Sure enough, “…lifting aside the coverlet, he bent his coal-black head and laved her pink mounds with his hungry tongue. Tessa moaned and…” I gave an unhinged shriek.

“You’ve actually read this?” I demanded, tearing my eyes away from Tessa and Valdez.

“Oh, yeah,” he said, the grin widening. He had a gold tooth, far back on the right side. “Two or three times. It’s not the best one, but it isn’t bad.”

“The best one? There are more like this?”

“Sure.
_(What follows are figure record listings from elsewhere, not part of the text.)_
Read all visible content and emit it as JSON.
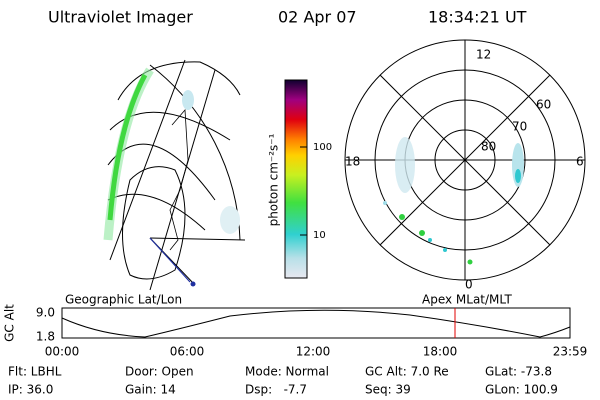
{
  "header": {
    "title": "Ultraviolet Imager",
    "date": "02 Apr 07",
    "time": "18:34:21 UT"
  },
  "left_map": {
    "label": "Geographic Lat/Lon"
  },
  "colorbar": {
    "label": "photon cm⁻²s⁻¹",
    "ticks": [
      "100",
      "10"
    ]
  },
  "polar_plot": {
    "label": "Apex MLat/MLT",
    "mlt_labels": [
      "12",
      "18",
      "6",
      "0"
    ],
    "mlat_labels": [
      "60",
      "70",
      "80"
    ]
  },
  "timeline": {
    "axis_label": "GC Alt",
    "y_labels": [
      "9.0",
      "1.8"
    ],
    "x_labels": [
      "00:00",
      "06:00",
      "12:00",
      "18:00",
      "23:59"
    ]
  },
  "info": {
    "rows": [
      [
        "Flt: LBHL",
        "Door: Open",
        "Mode: Normal",
        "GC Alt: 7.0 Re",
        "GLat: -73.8"
      ],
      [
        "IP: 36.0",
        "Gain: 14",
        "Dsp:   -7.7",
        "Seq: 39",
        "GLon: 100.9"
      ]
    ]
  }
}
Let’s see…” He rose and began digging through the pile of tattered paperbacks on the table. “You want to look for the ones with no covers,” he explained. “Those are the best.”

“And here I thought you never read anything but Lancet and the Journal of the AMA,”I said.

“What, I spend thirty-six hours up to my elbows in people’s guts, and I want to come up here and read ‘Advances in Gallbladder Resection?’ Hell, no—I’d rather sail the Spanish Main with Valdez.” He eyed me with some interest, the grin still not quite gone. “I didn’t think you read anything but The New England Journal of Medicine, either, Lady Jane,” he said. “Appearances are deceiving, huh?”

“Must be,” I said dryly. “What’s this ‘Lady Jane’?”

“Oh, Hoechstein started that one,” he said, leaning back with his fingers linked around one knee. “It’s the voice, that accent that sounds like you just drank tea with the Queen. That’s what you’ve got, keeps the guys from bein’ worse than they are. See, you sound like Winston Churchill—if Winston Churchill was a lady, that is—and that scares them a little. You’ve got somethin’ else, though”—he viewed me thoughtfully, rocking back in his chair. “You have a way of talking like you expect to get your way, and if you don’t, you’ll know the reason why. Where’d you learn that?”

“In the war,” I said, smiling at his description.

His eyebrows went up. “Korea?”

“No, I was a combat nurse during the Second World War; in France. I saw a lot of Head Matrons who could turn interns and orderlies to jelly with a glance.” And later, I had had a good deal of practice, where that air of inviolate authority—assumed though it might be—had stood me in good stead against people with a great deal more power than the nursing staff and interns of Boston General Hospital.

He nodded, absorbed in my explanation. “Yeah, that makes sense. I used Walter Cronkite, myself.”